Hausmittel und natürliche Hilfe bei Verstopfung:
- Pflaumen, Feigen und anderes Obst (frisch oder getrocknet) sowie Sauerkraut (als Gemüse oder Saft) können die Darmtätigkeit anregen. Besonders positiv wirkt sich die Papaya auf die Verstopfungs-Beschwerden aus. Die verdauungsregulierenden Enzyme der Papaya, die bei besonders schonender und sorgsamer Gewinnung, erhalten bleiben, steigern die Mobilität des Darmes und harmonisieren die Verdauungstätigkeit. Ihre Apotheke berät Sie hier gerne über solche im Handel befindliche Produkte!
- Ballaststoffe wie Leinsamen, Flohsamen und Kleie sind Füll- und Quellmittel, die durch Wasseraufnahme (aus dem Darm) aufquellen; sie erhöhen das Volumen des Speisebreis, die Darmwand wird gedehnt und die Beweglichkeit des Darms angeregt. Ausreichende Flüssigkeitsaufnahme ist unbedingt notwendig.
- Kaffee kann ebenfalls den Reflex zur Stuhlentleerung anregen.
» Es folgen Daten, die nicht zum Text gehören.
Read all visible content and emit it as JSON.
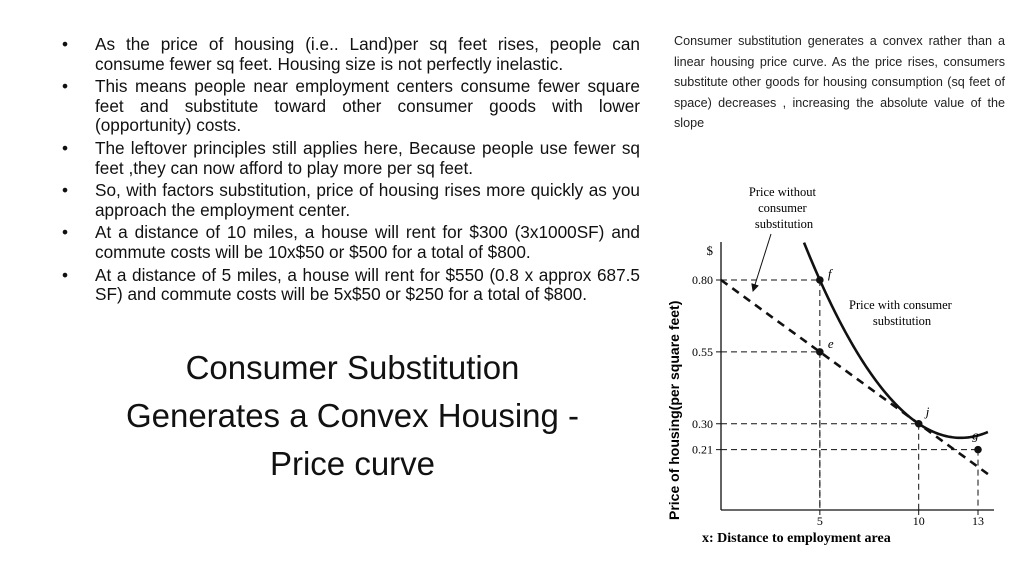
{
  "bullets": [
    "As the price of housing (i.e.. Land)per sq feet rises, people can consume fewer sq feet. Housing size is not perfectly inelastic.",
    "This means people near employment centers  consume fewer square feet and substitute toward other consumer goods with lower (opportunity) costs.",
    "The leftover principles still applies here, Because people use fewer sq feet ,they can now afford to play more per sq feet.",
    "So, with factors substitution, price of housing rises more quickly as you approach the employment center.",
    "At a distance of 10 miles, a house will rent for $300 (3x1000SF) and commute costs will be 10x$50 or $500 for a total of $800.",
    "At a distance of 5 miles, a house will rent for $550 (0.8 x approx 687.5 SF) and commute costs  will be 5x$50 or $250 for a total of $800."
  ],
  "title": {
    "line1": "Consumer Substitution",
    "line2": "Generates a Convex Housing -",
    "line3": "Price curve"
  },
  "side_note": "Consumer substitution generates a convex rather than a linear housing price curve. As the price rises, consumers substitute other goods for housing consumption (sq feet of space) decreases , increasing the absolute value of the slope",
  "figure": {
    "ylabel": "Price of housing(per square feet)",
    "xlabel": "x: Distance to employment area",
    "y_unit": "$",
    "linear_label": [
      "Price without",
      "consumer",
      "substitution"
    ],
    "convex_label": [
      "Price with consumer",
      "substitution"
    ]
  },
  "chart_data": {
    "type": "line",
    "xlabel": "x: Distance to employment area",
    "ylabel": "Price of housing(per square feet)",
    "x_ticks": [
      5,
      10,
      13
    ],
    "y_ticks": [
      "0.80",
      "0.55",
      "0.30",
      "0.21"
    ],
    "xlim": [
      0,
      13.5
    ],
    "ylim": [
      0,
      0.95
    ],
    "series": [
      {
        "name": "Price without consumer substitution",
        "style": "dashed",
        "x": [
          0,
          5,
          10,
          13.5
        ],
        "y": [
          0.8,
          0.55,
          0.3,
          0.125
        ]
      },
      {
        "name": "Price with consumer substitution",
        "style": "solid",
        "x": [
          5,
          10,
          13
        ],
        "y": [
          0.8,
          0.3,
          0.21
        ]
      }
    ],
    "points": [
      {
        "label": "f",
        "x": 5,
        "y": 0.8
      },
      {
        "label": "e",
        "x": 5,
        "y": 0.55
      },
      {
        "label": "j",
        "x": 10,
        "y": 0.3
      },
      {
        "label": "g",
        "x": 13,
        "y": 0.21
      }
    ],
    "colors": {
      "ink": "#111111"
    }
  }
}
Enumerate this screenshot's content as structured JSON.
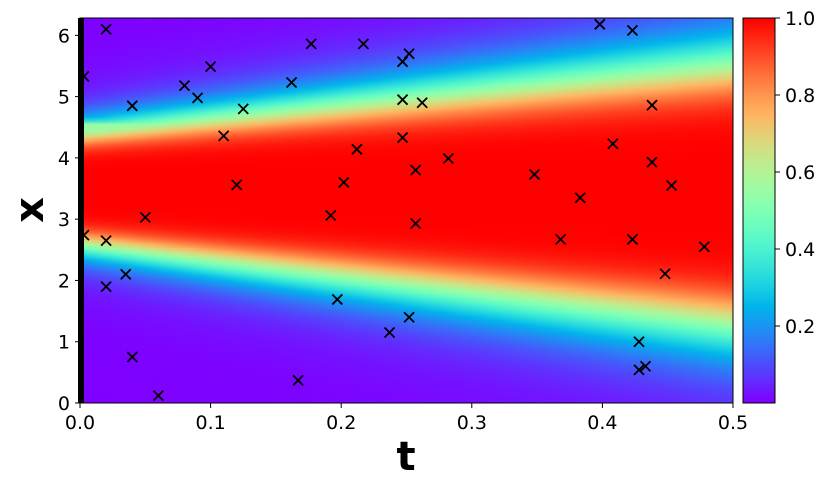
{
  "chart_data": {
    "type": "heatmap",
    "title": "",
    "xlabel": "t",
    "ylabel": "x",
    "xlim": [
      0,
      0.5
    ],
    "ylim": [
      0,
      6.283
    ],
    "x_ticks": [
      {
        "value": 0.0,
        "label": "0.0"
      },
      {
        "value": 0.1,
        "label": "0.1"
      },
      {
        "value": 0.2,
        "label": "0.2"
      },
      {
        "value": 0.3,
        "label": "0.3"
      },
      {
        "value": 0.4,
        "label": "0.4"
      },
      {
        "value": 0.5,
        "label": "0.5"
      }
    ],
    "y_ticks": [
      {
        "value": 0,
        "label": "0"
      },
      {
        "value": 1,
        "label": "1"
      },
      {
        "value": 2,
        "label": "2"
      },
      {
        "value": 3,
        "label": "3"
      },
      {
        "value": 4,
        "label": "4"
      },
      {
        "value": 5,
        "label": "5"
      },
      {
        "value": 6,
        "label": "6"
      }
    ],
    "colorbar": {
      "colormap": "rainbow",
      "range": [
        0,
        1
      ],
      "ticks": [
        {
          "value": 0.2,
          "label": "0.2"
        },
        {
          "value": 0.4,
          "label": "0.4"
        },
        {
          "value": 0.6,
          "label": "0.6"
        },
        {
          "value": 0.8,
          "label": "0.8"
        },
        {
          "value": 1.0,
          "label": "1.0"
        }
      ]
    },
    "field_bands": [
      {
        "x_center_start": 3.5,
        "x_center_end": 3.4,
        "half_width_start": 0.95,
        "half_width_end": 2.2,
        "amplitude": 1.0
      },
      {
        "x_center_start": 4.5,
        "x_center_end": 4.5,
        "half_width_start": 0.12,
        "half_width_end": 0.2,
        "amplitude": 0.55
      }
    ],
    "sample_points_style": {
      "marker": "x",
      "color": "#000000"
    },
    "sample_points": [
      {
        "t": 0.003,
        "x": 5.33
      },
      {
        "t": 0.003,
        "x": 2.74
      },
      {
        "t": 0.02,
        "x": 6.1
      },
      {
        "t": 0.02,
        "x": 2.65
      },
      {
        "t": 0.02,
        "x": 1.9
      },
      {
        "t": 0.035,
        "x": 2.1
      },
      {
        "t": 0.04,
        "x": 4.85
      },
      {
        "t": 0.04,
        "x": 0.75
      },
      {
        "t": 0.05,
        "x": 3.03
      },
      {
        "t": 0.06,
        "x": 0.12
      },
      {
        "t": 0.08,
        "x": 5.18
      },
      {
        "t": 0.09,
        "x": 4.98
      },
      {
        "t": 0.1,
        "x": 5.49
      },
      {
        "t": 0.11,
        "x": 4.36
      },
      {
        "t": 0.12,
        "x": 3.56
      },
      {
        "t": 0.125,
        "x": 4.8
      },
      {
        "t": 0.162,
        "x": 5.23
      },
      {
        "t": 0.167,
        "x": 0.37
      },
      {
        "t": 0.177,
        "x": 5.86
      },
      {
        "t": 0.192,
        "x": 3.06
      },
      {
        "t": 0.197,
        "x": 1.69
      },
      {
        "t": 0.202,
        "x": 3.6
      },
      {
        "t": 0.212,
        "x": 4.14
      },
      {
        "t": 0.217,
        "x": 5.86
      },
      {
        "t": 0.237,
        "x": 1.15
      },
      {
        "t": 0.247,
        "x": 5.57
      },
      {
        "t": 0.247,
        "x": 4.95
      },
      {
        "t": 0.247,
        "x": 4.33
      },
      {
        "t": 0.252,
        "x": 5.7
      },
      {
        "t": 0.252,
        "x": 1.4
      },
      {
        "t": 0.257,
        "x": 3.8
      },
      {
        "t": 0.257,
        "x": 2.93
      },
      {
        "t": 0.262,
        "x": 4.9
      },
      {
        "t": 0.282,
        "x": 3.99
      },
      {
        "t": 0.348,
        "x": 3.73
      },
      {
        "t": 0.368,
        "x": 2.67
      },
      {
        "t": 0.383,
        "x": 3.35
      },
      {
        "t": 0.398,
        "x": 6.18
      },
      {
        "t": 0.408,
        "x": 4.23
      },
      {
        "t": 0.423,
        "x": 6.08
      },
      {
        "t": 0.423,
        "x": 2.67
      },
      {
        "t": 0.428,
        "x": 1.0
      },
      {
        "t": 0.428,
        "x": 0.54
      },
      {
        "t": 0.433,
        "x": 0.6
      },
      {
        "t": 0.438,
        "x": 4.86
      },
      {
        "t": 0.438,
        "x": 3.93
      },
      {
        "t": 0.448,
        "x": 2.11
      },
      {
        "t": 0.453,
        "x": 3.55
      },
      {
        "t": 0.478,
        "x": 2.55
      }
    ]
  }
}
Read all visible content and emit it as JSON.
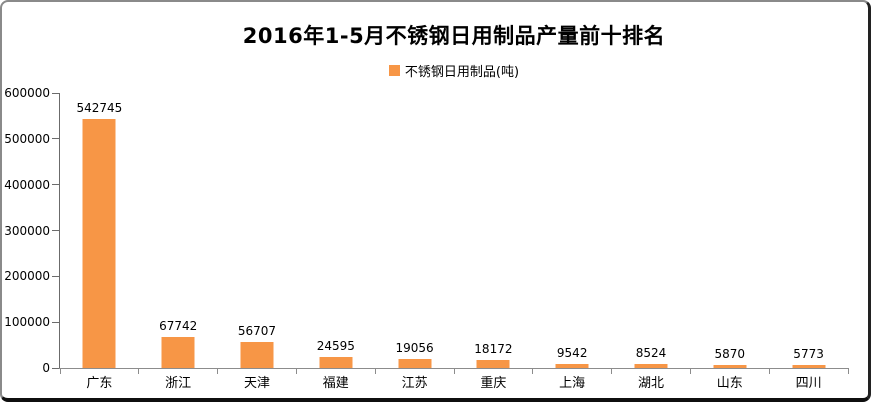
{
  "chart_data": {
    "type": "bar",
    "title": "2016年1-5月不锈钢日用制品产量前十排名",
    "legend": "不锈钢日用制品(吨)",
    "legend_position": "top-center",
    "categories": [
      "广东",
      "浙江",
      "天津",
      "福建",
      "江苏",
      "重庆",
      "上海",
      "湖北",
      "山东",
      "四川"
    ],
    "values": [
      542745,
      67742,
      56707,
      24595,
      19056,
      18172,
      9542,
      8524,
      5870,
      5773
    ],
    "xlabel": "",
    "ylabel": "",
    "ylim": [
      0,
      600000
    ],
    "y_ticks": [
      0,
      100000,
      200000,
      300000,
      400000,
      500000,
      600000
    ],
    "grid": false,
    "data_labels": true,
    "bar_color": "#F79646",
    "axis_color": "#8C8C8C",
    "text_color": "#000000",
    "background_color": "#FFFFFF"
  }
}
- Bewegung kann bei Verstopfung sehr hilfreich sein! Denn es fördert die Darmtätigkeit und somit auch die regelmässige Darmentleerung, wenn Sie Sport in Ihren Alltag einbauen.
- Darmgymnastik - Bewegung allgemein regt die Darmperistaltik an. Eine Übung gibt es, die gezielt dafür geeignet ist: Legen Sie sich auf den Rücken und ziehen Sie Ihre Knie in Richtung Brust und strecken Sie diese ach wieder aus. Wiederholen Sie das 10 Mal und machen danach eine kleine Pause. Insgesamt raten wir Ihnen, das vier Mal zu wiederholen.
- Viel trinken! Das ist wohl die häufigste Antwort auf die Frage, was gegen Verstopfung hilft. Denn wenn der Darminhalt sehr fest ist und sich nur langsam vorwärts bewegt, kann mehr Flüssigkeit helfen. Mindestens 2 Liter Wasser täglich sollten zu sich genommen werden.
Medikamentöse Therapie
Im Falle, dass oben genannte Massnahmen nicht ausreichend helfen, können kurzfristig unter ärztlicher Anleitung auch Abführmittel (z.B. Glaubersalz, Bittersalz, Lactulose oder Sennesblätter, Faulbaumrinde, Aloe, Rizinusöl, Bisacodyl, Natriumpoicosulfat) zum Einsatz kommen. Allerdings ist hier Vorsicht geboten und es gilt bei Langzeitanwendung die Nebenwirkungen zu beachten, wie z.B. Herzrhythmusstörungen durch einen zu hohen Kaliumverlust. Kaliummangel – oft auch durch Abführmittelmissbrauch ausgelöst – kann die Symptome der Verstopfung noch verstärken. Prokinetika fördern die Darmbewegung (Darmmotilität). So werden die Speisereste schneller „entsorgt“ und ausgeschieden. Auf Nebenwirkungen ist zu achten!